2023-02-23: east on the i-44

yesterday, another poem. i've been lucky lately in that a lot of what i've been writing has arrived fairly quickly, taking its shape within a day or so and finished soon after. i've worked at the other extreme, too, starting a poem in 2000 and finally finishing it in 2020. nothing will match the relief of finishing something like that, except, almost, the happiness of finishing something almost immediately.

i was reading a zine and a couple of the poems jumped out at me: the title of one, an image in another. and something in them echoed with my lifelong desire to take a roadtrip across america to visit old friends, the end result becoming entirely its own thing.

when i was younger i was convinced i needed to write a lot, certain that the road to better writing was through putting things down and keeping the best. nobody tells you that it's possible to create bad writing forever, that if you're not critical, looking at what works and doesn't, you won't actually grow at all. if i had a time machine i'd go back to 1995 and tell my younger self that it's more important to read: lit mags and collections and chapbooks and zines and whatever you can get your hands on, because you never know where inspiration might strike, and reading good poetry ultimately helps hone your own sense of taste.

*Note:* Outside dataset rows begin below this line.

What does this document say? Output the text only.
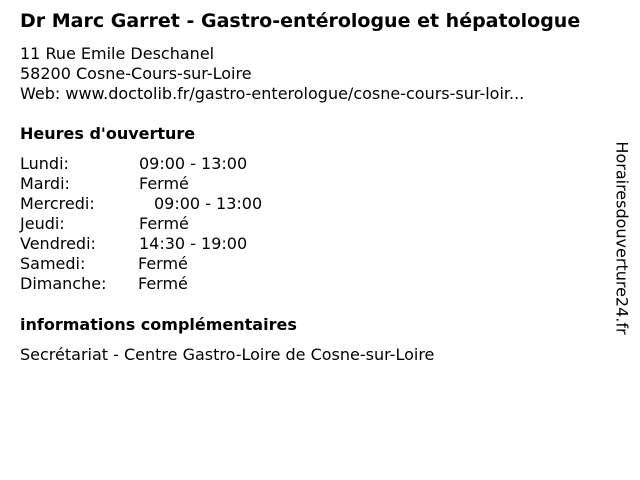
Dr Marc Garret - Gastro-entérologue et hépatologue
11 Rue Emile Deschanel
58200 Cosne-Cours-sur-Loire
Web: www.doctolib.fr/gastro-enterologue/cosne-cours-sur-loir...
Heures d'ouverture
Lundi:	09:00 - 13:00
Mardi:	Fermé
Mercredi:	09:00 - 13:00
Jeudi:	Fermé
Vendredi:	14:30 - 19:00
Samedi:	Fermé
Dimanche: Fermé
informations complémentaires
Secrétariat - Centre Gastro-Loire de Cosne-sur-Loire
Horairesdouverture24.fr
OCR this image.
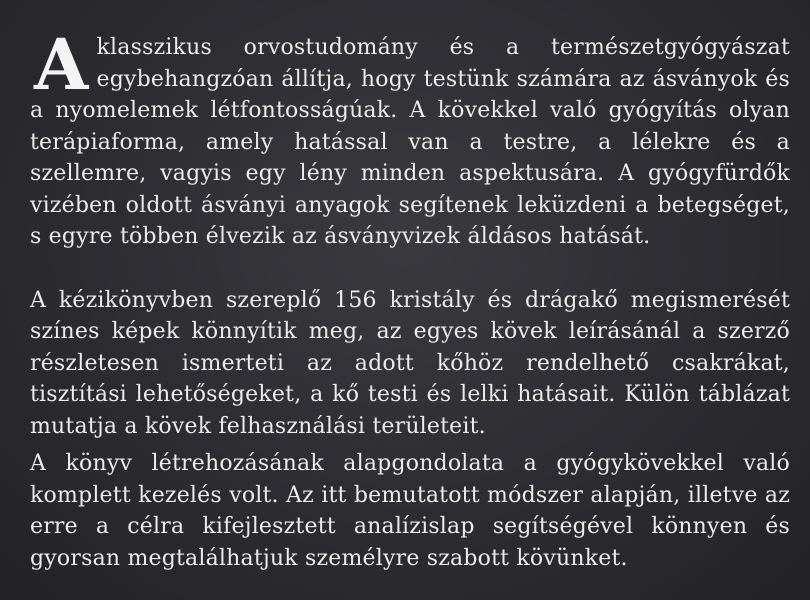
Aklasszikus orvostudomány és a természetgyógyászat egybehangzóan állítja, hogy testünk számára az ásványok és a nyomelemek létfontosságúak. A kövekkel való gyógyítás olyan terápiaforma, amely hatással van a testre, a lélekre és a szellemre, vagyis egy lény minden aspektusára. A gyógyfürdők vizében oldott ásványi anyagok segítenek leküzdeni a betegséget, s egyre többen élvezik az ásványvizek áldásos hatását.

A kézikönyvben szereplő 156 kristály és drágakő megismerését színes képek könnyítik meg, az egyes kövek leírásánál a szerző részletesen ismerteti az adott kőhöz rendelhető csakrákat, tisztítási lehetőségeket, a kő testi és lelki hatásait. Külön táblázat mutatja a kövek felhasználási területeit.

A könyv létrehozásának alapgondolata a gyógykövekkel való komplett kezelés volt. Az itt bemutatott módszer alapján, illetve az erre a célra kifejlesztett analízislap segítségével könnyen és gyorsan megtalálhatjuk személyre szabott kövünket.
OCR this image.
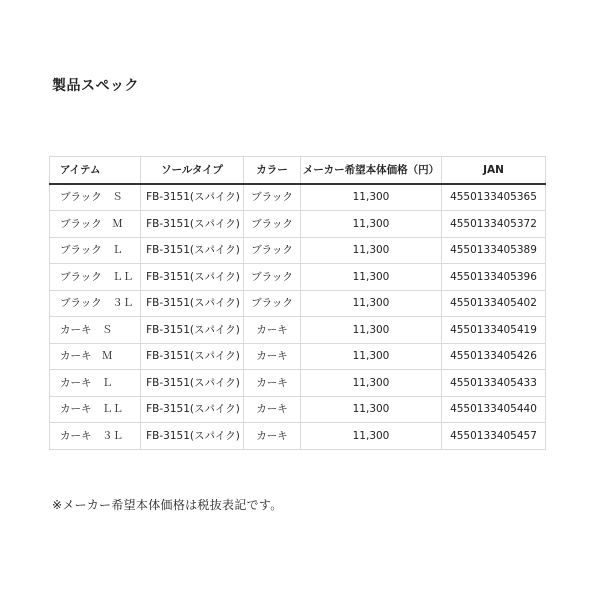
製品スペック
アイテム	ソールタイプ	カラー	メーカー希望本体価格（円）	JAN
ブラック　Ｓ	FB-3151(スパイク)	ブラック	11,300	4550133405365
ブラック　Ｍ	FB-3151(スパイク)	ブラック	11,300	4550133405372
ブラック　Ｌ	FB-3151(スパイク)	ブラック	11,300	4550133405389
ブラック　ＬＬ	FB-3151(スパイク)	ブラック	11,300	4550133405396
ブラック　３Ｌ	FB-3151(スパイク)	ブラック	11,300	4550133405402
カーキ　Ｓ	FB-3151(スパイク)	カーキ	11,300	4550133405419
カーキ　Ｍ	FB-3151(スパイク)	カーキ	11,300	4550133405426
カーキ　Ｌ	FB-3151(スパイク)	カーキ	11,300	4550133405433
カーキ　ＬＬ	FB-3151(スパイク)	カーキ	11,300	4550133405440
カーキ　３Ｌ	FB-3151(スパイク)	カーキ	11,300	4550133405457
※メーカー希望本体価格は税抜表記です。
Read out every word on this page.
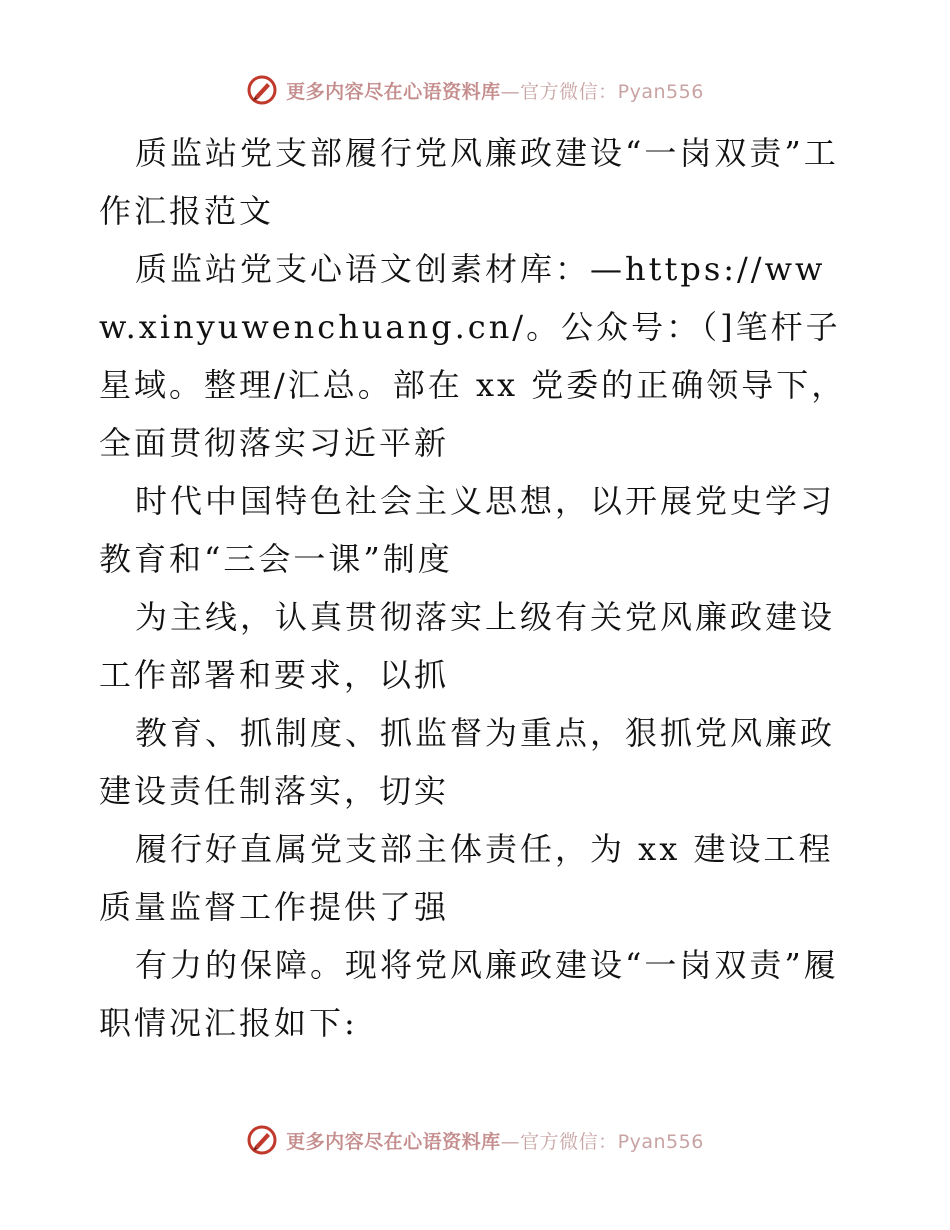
更多内容尽在心语资料库—官方微信：Pyan556

质监站党支部履行党风廉政建设“一岗双责”工作汇报范文

质监站党支心语文创素材库：—https://www.xinyuwenchuang.cn/。公众号：（]笔杆子星域。整理/汇总。部在 xx 党委的正确领导下，全面贯彻落实习近平新

时代中国特色社会主义思想，以开展党史学习教育和“三会一课”制度

为主线，认真贯彻落实上级有关党风廉政建设工作部署和要求，以抓

教育、抓制度、抓监督为重点，狠抓党风廉政建设责任制落实，切实

履行好直属党支部主体责任，为 xx 建设工程质量监督工作提供了强

有力的保障。现将党风廉政建设“一岗双责”履职情况汇报如下:

更多内容尽在心语资料库—官方微信：Pyan556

(to be honest, reading bad poetry from time to time also helps, a reminder of what not to do.)

what's working? what isn't? why do I like this? — if you can't answer these, how can you hope to write something good yourself?

anyway, i'd never read the poet in that zine before. different countries and geographies and circles and all that. but i was happy not just to read the poems, but that they ended up prompting a poem from me, too.